Zhou Shunbin servait dans une unité du génie. En 1981 il fut envoyé dans le Sud, où les conditions de vie sont terribles.
LES « Trente Glorieuses » qui ont changé la face de la Chine depuis décembre 1978 ne sont pas avares de contradictions ou de paradoxes. Le moindre d'entre eux n'est pas celui qu'a connu Shenzhen, quand des bataillons entiers de l'Armée populaire de libération sont venus défricher le terrain devant les nouveaux capitalistes. Zhou Shunbin était l'un de ces soldats montés au front de la grande bataille économique.
Au lendemain de sa victoire sur la ligne maoïste, Deng Xiaoping avait décidé d'expérimenter ses réformes dans quatre « zones économiques spéciales », qui seront créées en 1980. Idéalement située face à l'insolente Hongkong rendue prospère par le génie britannique, Shenzhen est du nombre.
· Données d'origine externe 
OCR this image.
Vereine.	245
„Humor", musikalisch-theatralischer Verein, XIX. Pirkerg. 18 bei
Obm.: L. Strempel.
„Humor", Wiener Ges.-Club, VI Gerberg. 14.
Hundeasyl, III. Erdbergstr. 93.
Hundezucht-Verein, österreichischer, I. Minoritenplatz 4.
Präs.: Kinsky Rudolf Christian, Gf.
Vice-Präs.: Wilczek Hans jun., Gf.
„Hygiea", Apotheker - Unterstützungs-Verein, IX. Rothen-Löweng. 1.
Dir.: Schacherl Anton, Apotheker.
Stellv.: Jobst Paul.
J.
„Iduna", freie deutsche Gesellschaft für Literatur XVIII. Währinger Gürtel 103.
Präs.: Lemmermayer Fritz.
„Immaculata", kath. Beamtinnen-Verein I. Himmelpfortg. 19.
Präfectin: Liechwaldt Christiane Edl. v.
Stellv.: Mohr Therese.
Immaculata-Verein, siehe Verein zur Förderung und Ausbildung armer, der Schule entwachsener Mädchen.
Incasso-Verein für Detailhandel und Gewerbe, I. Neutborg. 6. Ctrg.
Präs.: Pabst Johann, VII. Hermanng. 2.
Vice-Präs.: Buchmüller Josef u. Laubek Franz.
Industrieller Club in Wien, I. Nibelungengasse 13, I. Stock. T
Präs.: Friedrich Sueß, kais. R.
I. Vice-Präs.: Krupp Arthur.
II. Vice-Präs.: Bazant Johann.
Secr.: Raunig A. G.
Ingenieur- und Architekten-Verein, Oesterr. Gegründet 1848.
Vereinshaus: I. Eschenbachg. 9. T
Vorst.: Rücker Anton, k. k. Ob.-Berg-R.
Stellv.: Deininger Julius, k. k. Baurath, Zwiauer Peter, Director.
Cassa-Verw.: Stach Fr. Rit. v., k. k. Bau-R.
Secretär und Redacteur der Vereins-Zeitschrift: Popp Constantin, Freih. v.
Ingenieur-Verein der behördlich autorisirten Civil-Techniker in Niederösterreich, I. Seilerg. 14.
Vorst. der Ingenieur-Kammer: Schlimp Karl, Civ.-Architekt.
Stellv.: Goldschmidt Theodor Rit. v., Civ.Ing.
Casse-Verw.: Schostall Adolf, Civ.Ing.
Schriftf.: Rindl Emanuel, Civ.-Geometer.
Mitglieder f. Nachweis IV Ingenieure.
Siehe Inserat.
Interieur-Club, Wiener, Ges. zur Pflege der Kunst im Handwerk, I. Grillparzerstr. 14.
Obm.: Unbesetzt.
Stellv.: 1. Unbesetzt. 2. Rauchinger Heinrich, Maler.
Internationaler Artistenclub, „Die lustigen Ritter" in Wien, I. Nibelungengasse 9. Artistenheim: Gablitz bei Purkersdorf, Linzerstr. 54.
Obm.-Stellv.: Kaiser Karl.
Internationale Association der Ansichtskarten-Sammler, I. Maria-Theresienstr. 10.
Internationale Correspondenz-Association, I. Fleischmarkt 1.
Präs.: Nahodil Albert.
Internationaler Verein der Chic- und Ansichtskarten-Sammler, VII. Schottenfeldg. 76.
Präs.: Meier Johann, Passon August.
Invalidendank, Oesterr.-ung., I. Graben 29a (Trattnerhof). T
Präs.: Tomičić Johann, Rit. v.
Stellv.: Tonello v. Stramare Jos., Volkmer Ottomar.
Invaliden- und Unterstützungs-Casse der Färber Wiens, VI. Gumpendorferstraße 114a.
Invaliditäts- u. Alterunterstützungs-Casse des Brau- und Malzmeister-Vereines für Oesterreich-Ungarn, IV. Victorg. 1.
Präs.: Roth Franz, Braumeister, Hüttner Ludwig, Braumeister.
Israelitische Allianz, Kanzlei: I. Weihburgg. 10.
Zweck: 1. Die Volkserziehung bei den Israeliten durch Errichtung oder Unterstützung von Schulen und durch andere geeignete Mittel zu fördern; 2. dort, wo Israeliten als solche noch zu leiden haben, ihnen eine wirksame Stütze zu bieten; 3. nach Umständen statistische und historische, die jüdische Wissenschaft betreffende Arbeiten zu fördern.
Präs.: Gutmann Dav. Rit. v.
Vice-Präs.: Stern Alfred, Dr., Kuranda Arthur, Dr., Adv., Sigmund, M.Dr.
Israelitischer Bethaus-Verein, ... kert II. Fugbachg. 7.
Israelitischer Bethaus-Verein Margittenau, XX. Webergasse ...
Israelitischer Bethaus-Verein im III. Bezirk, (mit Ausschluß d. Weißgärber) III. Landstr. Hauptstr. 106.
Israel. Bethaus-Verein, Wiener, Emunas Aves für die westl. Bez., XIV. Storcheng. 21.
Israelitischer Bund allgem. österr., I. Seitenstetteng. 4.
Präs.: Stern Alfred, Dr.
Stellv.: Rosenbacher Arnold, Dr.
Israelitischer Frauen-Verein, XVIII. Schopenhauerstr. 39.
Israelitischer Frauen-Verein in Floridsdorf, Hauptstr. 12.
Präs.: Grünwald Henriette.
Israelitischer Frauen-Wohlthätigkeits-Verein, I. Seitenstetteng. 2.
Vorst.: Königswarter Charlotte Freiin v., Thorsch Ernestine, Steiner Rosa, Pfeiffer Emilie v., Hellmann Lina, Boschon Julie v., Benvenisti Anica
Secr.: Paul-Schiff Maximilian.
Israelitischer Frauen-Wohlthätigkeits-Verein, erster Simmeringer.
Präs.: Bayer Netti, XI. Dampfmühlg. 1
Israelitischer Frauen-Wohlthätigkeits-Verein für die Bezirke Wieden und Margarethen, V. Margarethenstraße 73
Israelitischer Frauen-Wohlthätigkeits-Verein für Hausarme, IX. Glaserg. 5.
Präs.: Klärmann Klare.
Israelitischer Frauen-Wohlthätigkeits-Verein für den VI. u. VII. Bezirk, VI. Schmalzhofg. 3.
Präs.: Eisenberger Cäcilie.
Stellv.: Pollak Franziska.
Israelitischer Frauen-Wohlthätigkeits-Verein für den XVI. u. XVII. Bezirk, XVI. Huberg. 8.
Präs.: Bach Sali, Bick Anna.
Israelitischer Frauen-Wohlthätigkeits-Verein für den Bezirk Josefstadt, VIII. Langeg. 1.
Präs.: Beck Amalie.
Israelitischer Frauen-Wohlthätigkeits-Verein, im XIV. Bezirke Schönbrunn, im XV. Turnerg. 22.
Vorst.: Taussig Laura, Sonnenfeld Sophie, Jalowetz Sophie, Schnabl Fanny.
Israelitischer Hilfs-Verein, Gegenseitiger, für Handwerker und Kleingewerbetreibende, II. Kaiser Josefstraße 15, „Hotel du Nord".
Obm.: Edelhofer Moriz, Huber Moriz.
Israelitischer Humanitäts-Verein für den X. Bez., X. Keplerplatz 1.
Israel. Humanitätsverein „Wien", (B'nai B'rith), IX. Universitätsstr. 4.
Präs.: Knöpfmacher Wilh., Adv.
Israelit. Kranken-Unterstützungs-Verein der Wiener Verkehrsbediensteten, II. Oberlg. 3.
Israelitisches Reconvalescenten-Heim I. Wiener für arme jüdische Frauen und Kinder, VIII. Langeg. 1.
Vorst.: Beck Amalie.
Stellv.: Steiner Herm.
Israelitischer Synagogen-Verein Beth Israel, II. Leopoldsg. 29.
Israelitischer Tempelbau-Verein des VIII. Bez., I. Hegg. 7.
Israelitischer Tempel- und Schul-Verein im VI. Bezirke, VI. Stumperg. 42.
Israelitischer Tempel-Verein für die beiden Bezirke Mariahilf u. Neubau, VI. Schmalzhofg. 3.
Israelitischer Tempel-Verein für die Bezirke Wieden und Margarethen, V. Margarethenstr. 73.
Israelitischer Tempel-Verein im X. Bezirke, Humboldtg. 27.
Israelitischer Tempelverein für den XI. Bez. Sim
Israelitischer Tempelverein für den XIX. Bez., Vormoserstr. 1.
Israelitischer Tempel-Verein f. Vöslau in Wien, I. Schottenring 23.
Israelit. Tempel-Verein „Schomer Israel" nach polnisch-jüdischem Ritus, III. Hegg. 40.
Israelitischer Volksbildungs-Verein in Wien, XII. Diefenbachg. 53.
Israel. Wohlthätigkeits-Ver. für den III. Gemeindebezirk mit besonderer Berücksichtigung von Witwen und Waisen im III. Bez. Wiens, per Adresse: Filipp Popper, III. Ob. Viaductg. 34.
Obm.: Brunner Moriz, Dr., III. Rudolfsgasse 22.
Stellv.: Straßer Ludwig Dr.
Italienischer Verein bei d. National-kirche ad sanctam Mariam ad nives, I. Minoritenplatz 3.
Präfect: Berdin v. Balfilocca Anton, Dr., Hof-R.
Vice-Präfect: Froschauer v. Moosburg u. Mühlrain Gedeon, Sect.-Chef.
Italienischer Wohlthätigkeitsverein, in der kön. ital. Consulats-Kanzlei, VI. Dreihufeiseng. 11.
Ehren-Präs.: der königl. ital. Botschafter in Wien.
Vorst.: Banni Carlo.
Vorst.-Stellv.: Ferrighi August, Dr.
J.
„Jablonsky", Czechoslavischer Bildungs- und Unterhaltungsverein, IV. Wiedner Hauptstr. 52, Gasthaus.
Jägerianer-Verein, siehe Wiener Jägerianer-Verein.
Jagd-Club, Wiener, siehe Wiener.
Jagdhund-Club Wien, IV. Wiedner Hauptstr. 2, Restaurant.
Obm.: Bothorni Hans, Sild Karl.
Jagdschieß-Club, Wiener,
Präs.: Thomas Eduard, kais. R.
Mais à l'époque, la région n'était qu'une cascade de villages de pêcheurs hébergeant au mieux 30 000 habitants. Aujourd'hui, elle en compte 20 millions. « Je suis arrivé en mars 1981, se souvient Zhou Shunbin, à l'époque, j'avais 28 ans et déjà onze ans d'armée. Je servais dans une unité du génie, basée dans la province de Liaoning, dans le Nord-Est, et tout mon bataillon a été envoyé dans le Sud. »
Au milieu des rats et des serpents
L'ancien soldat se souvient des termes de la mission, « soutenir l'édification de la zone spéciale ». Quand il est arrivé, il n'y avait pas un seul bâtiment en dur dans le district de Bao An où trône aujourd'hui l'aéroport international. « La seule rue était un cloaque, avec un égout à ciel ouvert. Nous avons dû enlever les cadavres d'animaux du fossé et le recouvrir. Puis niveler et bétonner la rue pour que les premiers hommes d'affaires de Hongkong et de Macau ne pataugent pas dans la boue. » À l'époque, 10 000 soldats sont à l'oeuvre et ils seront plus de 20 000 en 1983. « Les conditions étaient terribles, nous vivions dans des huttes où pullulaient rats et serpents. Il faisait très chaud et les moustiques ont fait beaucoup de malades. »
Tout va très vite. Deng tirera d'ailleurs une expression du phénomène, la « vitesse Shenzhen ». « Le premier bâtiment que nous avons construit, c'est le »Magasin de l'amitié*, face à la gare, qui est ensuite devenu un duty free, raconte Zhou, et c'est l'armée qui a construit le premier gratte-ciel. »
La mémoire visuelle de la mue du Sud
En 1983, le gouvernement local demande que les soldats démobilisés aient l'autorisation de s'installer sur place. Leur savoir-faire de bâtisseurs sera précieux. La municipalité crée un groupe de construction et chaque bataillon en devient une sorte de succursale. Efficace, en ces temps où l'on ne sait plus où donner de la truelle. Zhou, lui, était journaliste et photographe militaire. Il rejoint donc les rangs de la nouvelle télévision de Shenzhen où il fera toute sa carrière.
Aujourd'hui, Zhou ne regrette pas son Sichuan natal, « tout près d'ailleurs du lieu de naissance de Deng ». Peut-être de ne pas s'être lancé dans les affaires. Mais il est fier d'être la mémoire visuelle de la mue du Sud chinois, avec l'une des plus belles collections de photographies relatant cette folle époque des temps pionniers.